When I was a little girl I used to get growing pains in my legs, usually in the middle of the night. My legs would ache so terribly that it would wake me up and I would cry out into the darkness. My mother would rouse herself out of her sleep and come sit next to me on the bed, massaging my legs and reassure me that this was normal and natural and that everything was going to be ok. She told me she’d had them when she was growing up, too.
Of course, neither her words, nor her touch could stop the pain. But they helped me relax into it, and eventually I would find some peace of mind and drift off, letting my small body do its important work of growing up and becoming stronger.
Right now, I see a lot of growing pains happening all around me. There is lot of psychic and emotional pain and discomfort on display. Our society is grappling with changes that need occur so that we can live up to our shared ideals and be strong, healthy and mature.
Some of the reactions to this pain are difficult to watch. I see people becoming listless and depressed. I see others losing their control, lashing out and becoming angry and aggressive. Still others dissolve into tears. And some are trying to numb the pain with all manner of distractions.
Growth — whether physical, emotional, intellectual or spiritual — is not easy or fun. It takes energy. It takes determination. It takes patience with ourselves and others. It hurts.

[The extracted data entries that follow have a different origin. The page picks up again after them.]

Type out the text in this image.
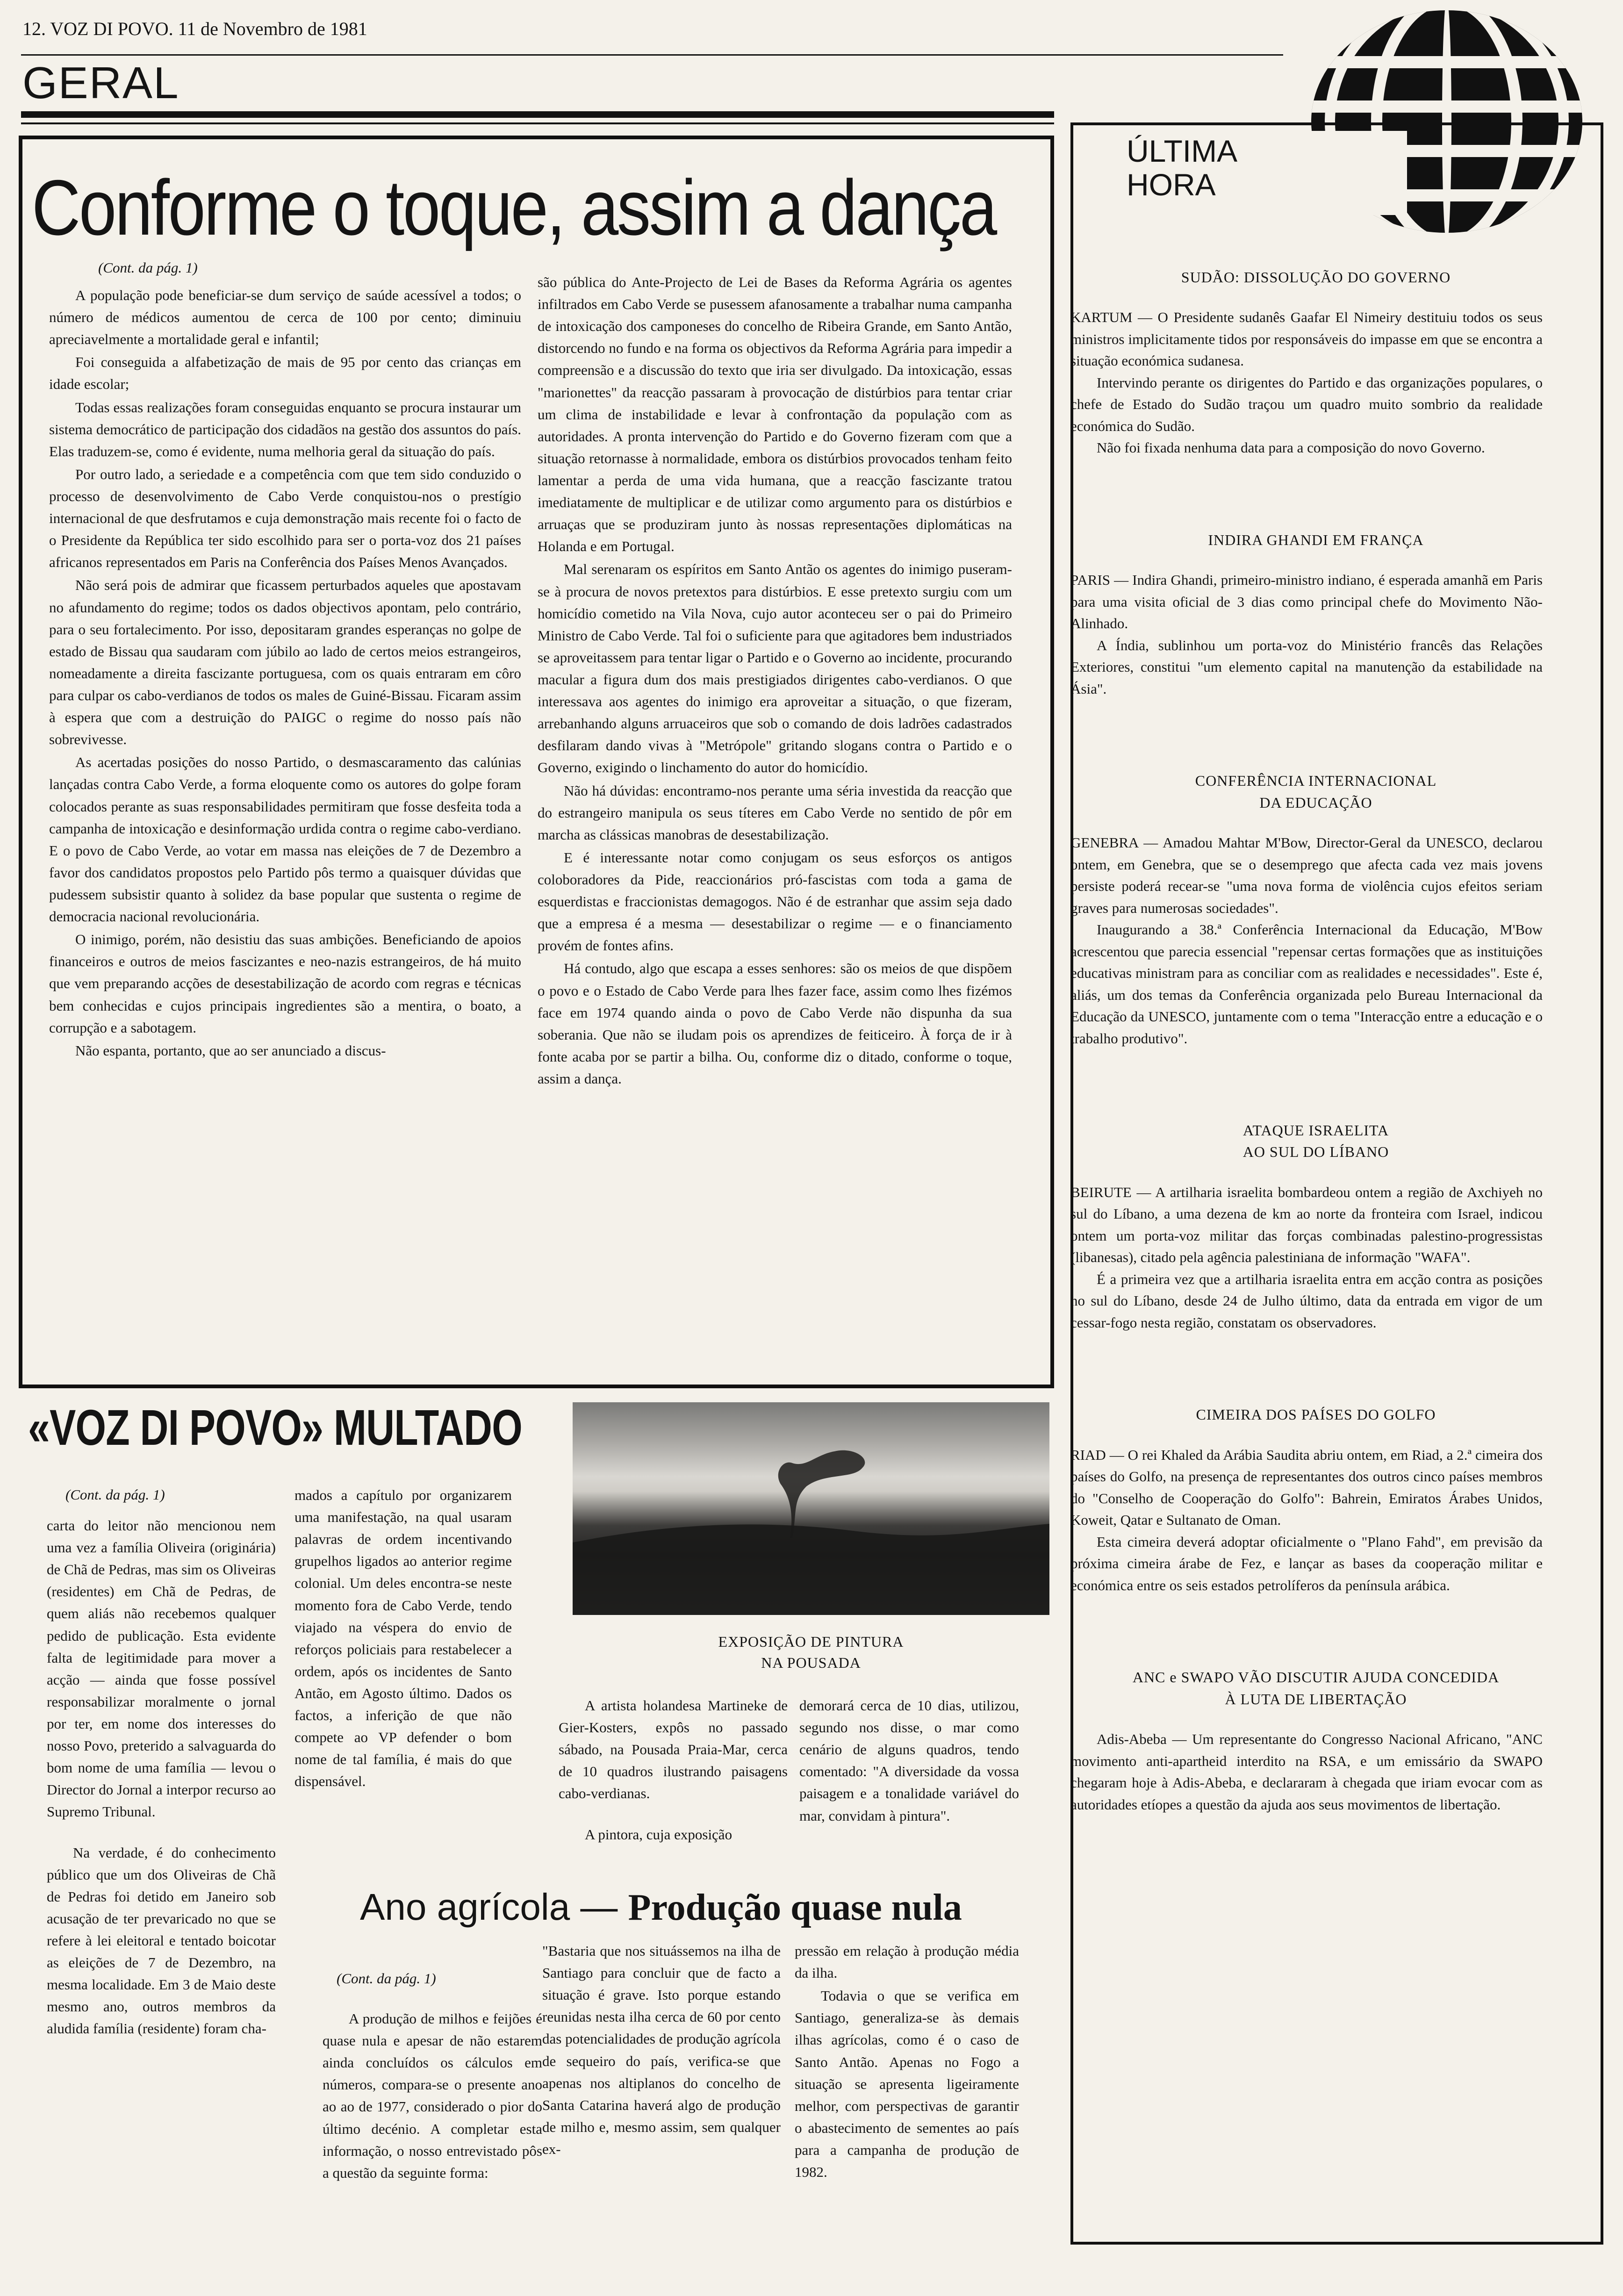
12. VOZ DI POVO. 11 de Novembro de 1981
GERAL
ÚLTIMA
HORA
SUDÃO: DISSOLUÇÃO DO GOVERNO

KARTUM — O Presidente sudanês Gaafar El Nimeiry destituiu todos os seus ministros implicitamente tidos por responsáveis do impasse em que se encontra a situação económica sudanesa.

Intervindo perante os dirigentes do Partido e das organizações populares, o chefe de Estado do Sudão traçou um quadro muito sombrio da realidade económica do Sudão.

Não foi fixada nenhuma data para a composição do novo Governo.

INDIRA GHANDI EM FRANÇA

PARIS — Indira Ghandi, primeiro-ministro indiano, é esperada amanhã em Paris para uma visita oficial de 3 dias como principal chefe do Movimento Não-Alinhado.

A Índia, sublinhou um porta-voz do Ministério francês das Relações Exteriores, constitui "um elemento capital na manutenção da estabilidade na Ásia".

CONFERÊNCIA INTERNACIONAL
DA EDUCAÇÃO

GENEBRA — Amadou Mahtar M'Bow, Director-Geral da UNESCO, declarou ontem, em Genebra, que se o desemprego que afecta cada vez mais jovens persiste poderá recear-se "uma nova forma de violência cujos efeitos seriam graves para numerosas sociedades".

Inaugurando a 38.ª Conferência Internacional da Educação, M'Bow acrescentou que parecia essencial "repensar certas formações que as instituições educativas ministram para as conciliar com as realidades e necessidades". Este é, aliás, um dos temas da Conferência organizada pelo Bureau Internacional da Educação da UNESCO, juntamente com o tema "Interacção entre a educação e o trabalho produtivo".

ATAQUE ISRAELITA
AO SUL DO LÍBANO

BEIRUTE — A artilharia israelita bombardeou ontem a região de Axchiyeh no sul do Líbano, a uma dezena de km ao norte da fronteira com Israel, indicou ontem um porta-voz militar das forças combinadas palestino-progressistas (libanesas), citado pela agência palestiniana de informação "WAFA".

É a primeira vez que a artilharia israelita entra em acção contra as posições no sul do Líbano, desde 24 de Julho último, data da entrada em vigor de um cessar-fogo nesta região, constatam os observadores.

CIMEIRA DOS PAÍSES DO GOLFO

RIAD — O rei Khaled da Arábia Saudita abriu ontem, em Riad, a 2.ª cimeira dos países do Golfo, na presença de representantes dos outros cinco países membros do "Conselho de Cooperação do Golfo": Bahrein, Emiratos Árabes Unidos, Koweit, Qatar e Sultanato de Oman.

Esta cimeira deverá adoptar oficialmente o "Plano Fahd", em previsão da próxima cimeira árabe de Fez, e lançar as bases da cooperação militar e económica entre os seis estados petrolíferos da península arábica.

ANC e SWAPO VÃO DISCUTIR AJUDA CONCEDIDA
À LUTA DE LIBERTAÇÃO

Adis-Abeba — Um representante do Congresso Nacional Africano, "ANC movimento anti-apartheid interdito na RSA, e um emissário da SWAPO chegaram hoje à Adis-Abeba, e declararam à chegada que iriam evocar com as autoridades etíopes a questão da ajuda aos seus movimentos de libertação.

Conforme o toque, assim a dança
(Cont. da pág. 1)

A população pode beneficiar-se dum serviço de saúde acessível a todos; o número de médicos aumentou de cerca de 100 por cento; diminuiu apreciavelmente a mortalidade geral e infantil;

Foi conseguida a alfabetização de mais de 95 por cento das crianças em idade escolar;

Todas essas realizações foram conseguidas enquanto se procura instaurar um sistema democrático de participação dos cidadãos na gestão dos assuntos do país. Elas traduzem-se, como é evidente, numa melhoria geral da situação do país.

Por outro lado, a seriedade e a competência com que tem sido conduzido o processo de desenvolvimento de Cabo Verde conquistou-nos o prestígio internacional de que desfrutamos e cuja demonstração mais recente foi o facto de o Presidente da República ter sido escolhido para ser o porta-voz dos 21 países africanos representados em Paris na Conferência dos Países Menos Avançados.

Não será pois de admirar que ficassem perturbados aqueles que apostavam no afundamento do regime; todos os dados objectivos apontam, pelo contrário, para o seu fortalecimento. Por isso, depositaram grandes esperanças no golpe de estado de Bissau qua saudaram com júbilo ao lado de certos meios estrangeiros, nomeadamente a direita fascizante portuguesa, com os quais entraram em côro para culpar os cabo-verdianos de todos os males de Guiné-Bissau. Ficaram assim à espera que com a destruição do PAIGC o regime do nosso país não sobrevivesse.

As acertadas posições do nosso Partido, o desmascaramento das calúnias lançadas contra Cabo Verde, a forma eloquente como os autores do golpe foram colocados perante as suas responsabilidades permitiram que fosse desfeita toda a campanha de intoxicação e desinformação urdida contra o regime cabo-verdiano. E o povo de Cabo Verde, ao votar em massa nas eleições de 7 de Dezembro a favor dos candidatos propostos pelo Partido pôs termo a quaisquer dúvidas que pudessem subsistir quanto à solidez da base popular que sustenta o regime de democracia nacional revolucionária.

O inimigo, porém, não desistiu das suas ambições. Beneficiando de apoios financeiros e outros de meios fascizantes e neo-nazis estrangeiros, de há muito que vem preparando acções de desestabilização de acordo com regras e técnicas bem conhecidas e cujos principais ingredientes são a mentira, o boato, a corrupção e a sabotagem.

Não espanta, portanto, que ao ser anunciado a discus-

são pública do Ante-Projecto de Lei de Bases da Reforma Agrária os agentes infiltrados em Cabo Verde se pusessem afanosamente a trabalhar numa campanha de intoxicação dos camponeses do concelho de Ribeira Grande, em Santo Antão, distorcendo no fundo e na forma os objectivos da Reforma Agrária para impedir a compreensão e a discussão do texto que iria ser divulgado. Da intoxicação, essas "marionettes" da reacção passaram à provocação de distúrbios para tentar criar um clima de instabilidade e levar à confrontação da população com as autoridades. A pronta intervenção do Partido e do Governo fizeram com que a situação retornasse à normalidade, embora os distúrbios provocados tenham feito lamentar a perda de uma vida humana, que a reacção fascizante tratou imediatamente de multiplicar e de utilizar como argumento para os distúrbios e arruaças que se produziram junto às nossas representações diplomáticas na Holanda e em Portugal.

Mal serenaram os espíritos em Santo Antão os agentes do inimigo puseram-se à procura de novos pretextos para distúrbios. E esse pretexto surgiu com um homicídio cometido na Vila Nova, cujo autor aconteceu ser o pai do Primeiro Ministro de Cabo Verde. Tal foi o suficiente para que agitadores bem industriados se aproveitassem para tentar ligar o Partido e o Governo ao incidente, procurando macular a figura dum dos mais prestigiados dirigentes cabo-verdianos. O que interessava aos agentes do inimigo era aproveitar a situação, o que fizeram, arrebanhando alguns arruaceiros que sob o comando de dois ladrões cadastrados desfilaram dando vivas à "Metrópole" gritando slogans contra o Partido e o Governo, exigindo o linchamento do autor do homicídio.

Não há dúvidas: encontramo-nos perante uma séria investida da reacção que do estrangeiro manipula os seus títeres em Cabo Verde no sentido de pôr em marcha as clássicas manobras de desestabilização.

E é interessante notar como conjugam os seus esforços os antigos coloboradores da Pide, reaccionários pró-fascistas com toda a gama de esquerdistas e fraccionistas demagogos. Não é de estranhar que assim seja dado que a empresa é a mesma — desestabilizar o regime — e o financiamento provém de fontes afins.

Há contudo, algo que escapa a esses senhores: são os meios de que dispõem o povo e o Estado de Cabo Verde para lhes fazer face, assim como lhes fizémos face em 1974 quando ainda o povo de Cabo Verde não dispunha da sua soberania. Que não se iludam pois os aprendizes de feiticeiro. À força de ir à fonte acaba por se partir a bilha. Ou, conforme diz o ditado, conforme o toque, assim a dança.

«VOZ DI POVO» MULTADO
(Cont. da pág. 1)

carta do leitor não mencionou nem uma vez a família Oliveira (originária) de Chã de Pedras, mas sim os Oliveiras (residentes) em Chã de Pedras, de quem aliás não recebemos qualquer pedido de publicação. Esta evidente falta de legitimidade para mover a acção — ainda que fosse possível responsabilizar moralmente o jornal por ter, em nome dos interesses do nosso Povo, preterido a salvaguarda do bom nome de uma família — levou o Director do Jornal a interpor recurso ao Supremo Tribunal.

Na verdade, é do conhecimento público que um dos Oliveiras de Chã de Pedras foi detido em Janeiro sob acusação de ter prevaricado no que se refere à lei eleitoral e tentado boicotar as eleições de 7 de Dezembro, na mesma localidade. Em 3 de Maio deste mesmo ano, outros membros da aludida família (residente) foram cha-

mados a capítulo por organizarem uma manifestação, na qual usaram palavras de ordem incentivando grupelhos ligados ao anterior regime colonial. Um deles encontra-se neste momento fora de Cabo Verde, tendo viajado na véspera do envio de reforços policiais para restabelecer a ordem, após os incidentes de Santo Antão, em Agosto último. Dados os factos, a inferição de que não compete ao VP defender o bom nome de tal família, é mais do que dispensável.

EXPOSIÇÃO DE PINTURA
NA POUSADA

A artista holandesa Martineke de Gier-Kosters, expôs no passado sábado, na Pousada Praia-Mar, cerca de 10 quadros ilustrando paisagens cabo-verdianas.

A pintora, cuja exposição

demorará cerca de 10 dias, utilizou, segundo nos disse, o mar como cenário de alguns quadros, tendo comentado: "A diversidade da vossa paisagem e a tonalidade variável do mar, convidam à pintura".

Ano agrícola — Produção quase nula
(Cont. da pág. 1)

A produção de milhos e feijões é quase nula e apesar de não estarem ainda concluídos os cálculos em números, compara-se o presente ano ao ao de 1977, considerado o pior do último decénio. A completar esta informação, o nosso entrevistado pôs a questão da seguinte forma:

"Bastaria que nos situássemos na ilha de Santiago para concluir que de facto a situação é grave. Isto porque estando reunidas nesta ilha cerca de 60 por cento das potencialidades de produção agrícola de sequeiro do país, verifica-se que apenas nos altiplanos do concelho de Santa Catarina haverá algo de produção de milho e, mesmo assim, sem qualquer ex-

pressão em relação à produção média da ilha.

Todavia o que se verifica em Santiago, generaliza-se às demais ilhas agrícolas, como é o caso de Santo Antão. Apenas no Fogo a situação se apresenta ligeiramente melhor, com perspectivas de garantir o abastecimento de sementes ao país para a campanha de produção de 1982.
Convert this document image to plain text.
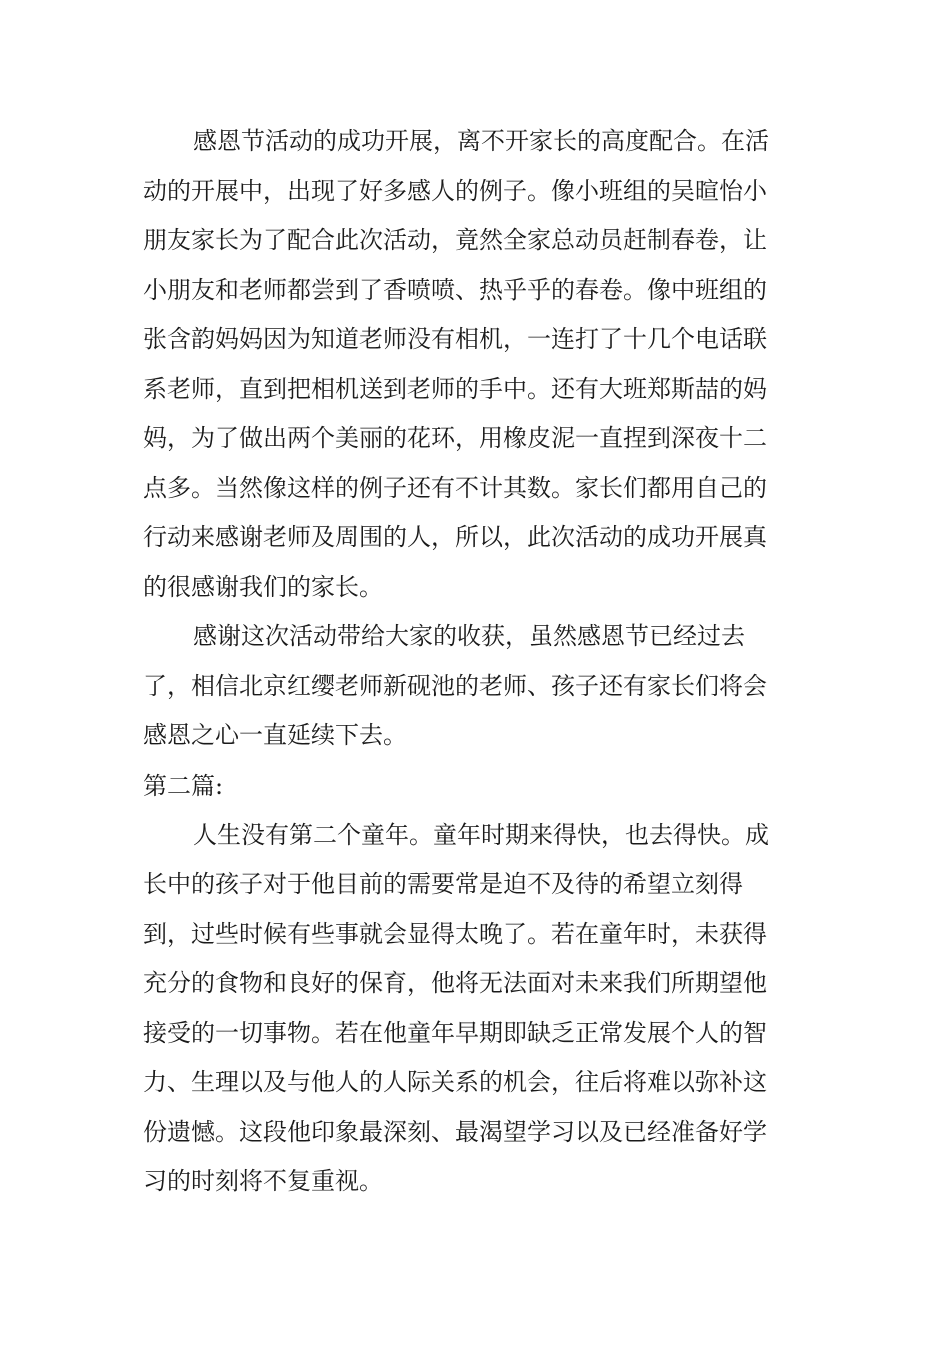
感恩节活动的成功开展，离不开家长的高度配合。在活
动的开展中，出现了好多感人的例子。像小班组的吴暄怡小
朋友家长为了配合此次活动，竟然全家总动员赶制春卷，让
小朋友和老师都尝到了香喷喷、热乎乎的春卷。像中班组的
张含韵妈妈因为知道老师没有相机，一连打了十几个电话联
系老师，直到把相机送到老师的手中。还有大班郑斯喆的妈
妈，为了做出两个美丽的花环，用橡皮泥一直捏到深夜十二
点多。当然像这样的例子还有不计其数。家长们都用自己的
行动来感谢老师及周围的人，所以，此次活动的成功开展真
的很感谢我们的家长。
感谢这次活动带给大家的收获，虽然感恩节已经过去
了，相信北京红缨老师新砚池的老师、孩子还有家长们将会
感恩之心一直延续下去。
第二篇:
人生没有第二个童年。童年时期来得快，也去得快。成
长中的孩子对于他目前的需要常是迫不及待的希望立刻得
到，过些时候有些事就会显得太晚了。若在童年时，未获得
充分的食物和良好的保育，他将无法面对未来我们所期望他
接受的一切事物。若在他童年早期即缺乏正常发展个人的智
力、生理以及与他人的人际关系的机会，往后将难以弥补这
份遗憾。这段他印象最深刻、最渴望学习以及已经准备好学
习的时刻将不复重视。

I look back on those long nights of pain and discomfort now with a sweet heart. Not because I relish pain, but because those were moments when I felt my mother close to me. My relationship with her is built on a million small interactions like this over the years.
Imagine if she’d told me to just suck it up and stop crying. That I was too fragile and weak. That I deserve pain and should learn to deal with it because she’d suffered, too? Imagine what that would have done to a growing little girl, and my ability to help others who were in pain. Imagine how that would have impacted my relationship with my mother, forever.
I think what the world needs right now are people who come in and sit by us in the dark of night. Those who can’t and won’t remove the pain, but who will let us know we’re not alone. Who make it easier for us to process and find peace in the discomfort. Those who have experienced those pains in the past and can assure us that we’re going to be ok.
And in fact, we’re going to be better than ok.